According to Smithsonian, Mary was separated from her mother and declared a “woman” rather than a “princess.” She also flat-out denied that her father was the head of the Church of England or that her parents’ marriage had been declared null and void.
Mary’s dad has been married twice. After he had Anne Boleyn beheaded, Jane Seymour went into labour and died. Having divorced his fourth wife, Anne of Cleves, Henry then had his fifth wife, Catherine Howard, beheaded. Henry’s sole surviving child was Catherine Parr. The mood of Henry’s life was bright. Jane Seymour gave birth to King Edward VI.

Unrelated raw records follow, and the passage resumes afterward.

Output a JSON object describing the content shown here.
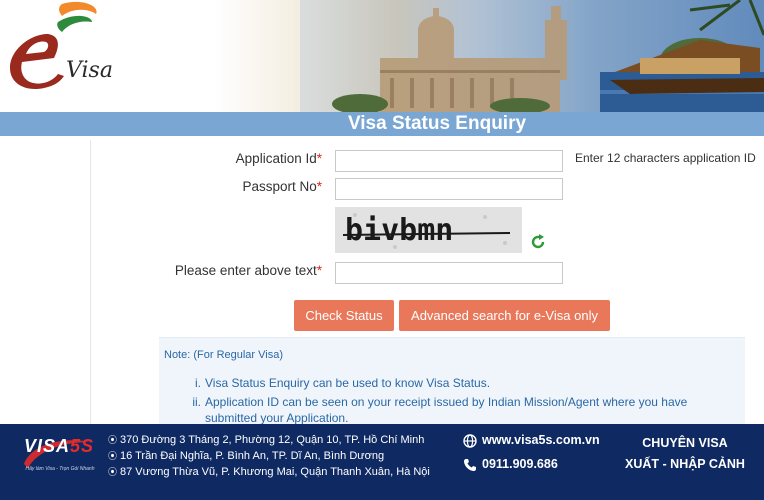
{
  "header": {
    "logo_text": "Visa",
    "title": "Visa Status Enquiry"
  },
  "form": {
    "application_id_label": "Application Id",
    "passport_no_label": "Passport No",
    "captcha_label": "Please enter above text",
    "required_mark": "*",
    "application_id_hint": "Enter 12 characters application ID",
    "captcha_text": "bivbmn",
    "application_id_value": "",
    "passport_no_value": "",
    "captcha_value": ""
  },
  "buttons": {
    "check_status": "Check Status",
    "advanced_search": "Advanced search for e-Visa only"
  },
  "notes": {
    "title": "Note: (For Regular Visa)",
    "items": [
      {
        "num": "i.",
        "text": "Visa Status Enquiry can be used to know Visa Status."
      },
      {
        "num": "ii.",
        "line1": "Application ID can be seen on your receipt issued by Indian Mission/Agent where you have",
        "line2": "submitted your Application."
      }
    ]
  },
  "footer": {
    "logo": "VISA",
    "logo_accent": "5S",
    "logo_slogan": "Hãy làm Visa - Trọn Gói Nhanh",
    "addresses": [
      "370 Đường 3 Tháng 2, Phường 12, Quận 10, TP. Hồ Chí Minh",
      "16 Trần Đại Nghĩa, P. Bình An, TP. Dĩ An, Bình Dương",
      "87 Vương Thừa Vũ, P. Khương Mai, Quận Thanh Xuân, Hà Nội"
    ],
    "website": "www.visa5s.com.vn",
    "phone": "0911.909.686",
    "slogan_line1": "CHUYÊN VISA",
    "slogan_line2": "XUẤT - NHẬP CẢNH"
  },
  "colors": {
    "title_bar": "#7aa6d4",
    "button": "#e9785b",
    "footer": "#0f2a63",
    "required": "#d9261c",
    "note_text": "#2a68a6"
  }
}
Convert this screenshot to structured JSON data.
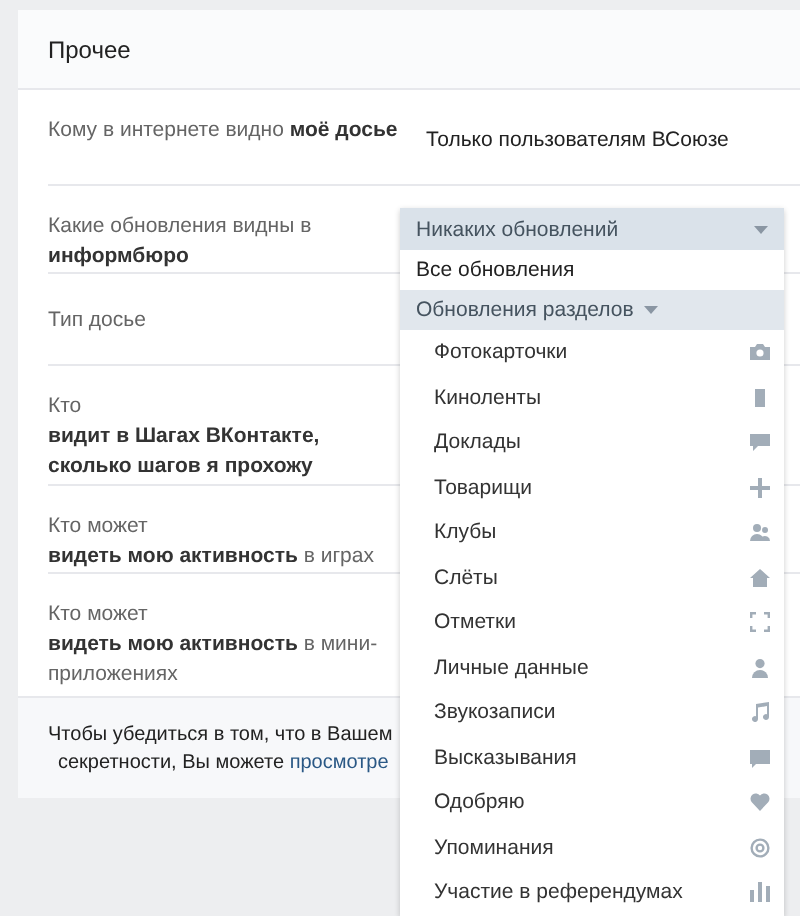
{
  "section": {
    "title": "Прочее"
  },
  "rows": [
    {
      "label": "Кому в интернете видно **моё досье**",
      "value": "Только пользователям ВСоюзе"
    },
    {
      "label": "Какие обновления видны в **информбюро**"
    },
    {
      "label": "Тип досье"
    },
    {
      "label": "Кто\n**видит в Шагах ВКонтакте, сколько шагов я прохожу**"
    },
    {
      "label": "Кто может\n**видеть мою активность** в играх"
    },
    {
      "label": "Кто может\n**видеть мою активность** в мини-приложениях"
    }
  ],
  "footer": {
    "lines": [
      "Чтобы убедиться в том, что в Вашем",
      "секретности, Вы можете "
    ],
    "link": "просмотре"
  },
  "dropdown": {
    "value": "Никаких обновлений",
    "options": [
      {
        "kind": "option",
        "label": "Все обновления"
      },
      {
        "kind": "group",
        "label": "Обновления разделов",
        "expanded": true,
        "children": [
          {
            "label": "Фотокарточки"
          },
          {
            "label": "Киноленты"
          },
          {
            "label": "Доклады"
          },
          {
            "label": "Товарищи"
          },
          {
            "label": "Клубы"
          },
          {
            "label": "Слёты"
          },
          {
            "label": "Отметки"
          },
          {
            "label": "Личные данные"
          },
          {
            "label": "Звукозаписи"
          },
          {
            "label": "Высказывания"
          },
          {
            "label": "Одобряю"
          },
          {
            "label": "Упоминания"
          },
          {
            "label": "Участие в референдумах"
          }
        ]
      }
    ]
  }
}
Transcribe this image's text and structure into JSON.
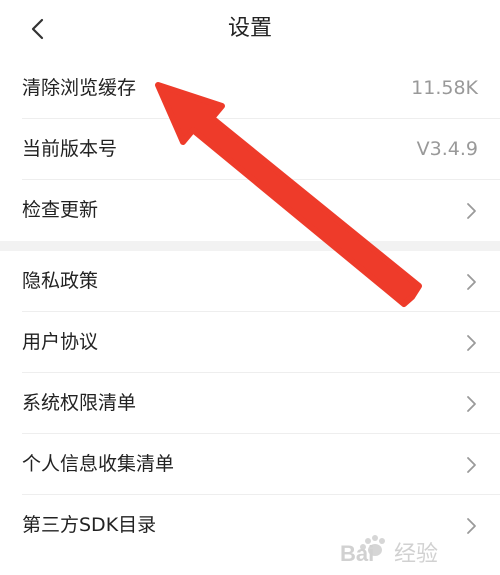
{
  "header": {
    "title": "设置",
    "back_icon": "chevron-left-icon"
  },
  "group1": [
    {
      "label": "清除浏览缓存",
      "value": "11.58K"
    },
    {
      "label": "当前版本号",
      "value": "V3.4.9"
    },
    {
      "label": "检查更新",
      "icon": "chevron-right-icon"
    }
  ],
  "group2": [
    {
      "label": "隐私政策",
      "icon": "chevron-right-icon"
    },
    {
      "label": "用户协议",
      "icon": "chevron-right-icon"
    },
    {
      "label": "系统权限清单",
      "icon": "chevron-right-icon"
    },
    {
      "label": "个人信息收集清单",
      "icon": "chevron-right-icon"
    },
    {
      "label": "第三方SDK目录",
      "icon": "chevron-right-icon"
    }
  ],
  "watermark": {
    "text": "Bai经验"
  },
  "colors": {
    "arrow": "#ee3b2a",
    "section_gap": "#f2f2f2",
    "value_text": "#999999"
  }
}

When Edward VI died, six years into his reign, he attempted to transfer power to his Protestant cousin, Lady Jane Gray. On July 5, 1553, Mary I marched her army into London. A groundswell of public opinion in favour of Elizabeth resulted in the execution of Lady Jane Gray. During her reign, Mary I was known as “Bloody Mary.”
Who Is Bloody Mary Based On?
Depending on what sort of spectre you picture peering back at you, the answer will vary. Is England’s Queen Mary I a withering flower that basked in the blood of martyred protestants, or what? Was Mary, Queen of Scots, a headless, skinny monarch? Or how about Bloody Mary Bathory, who bathed in the blood of young women?
You wouldn’t want to face any one of them even in a candlelight bathroom mirror, let alone in a dark alley.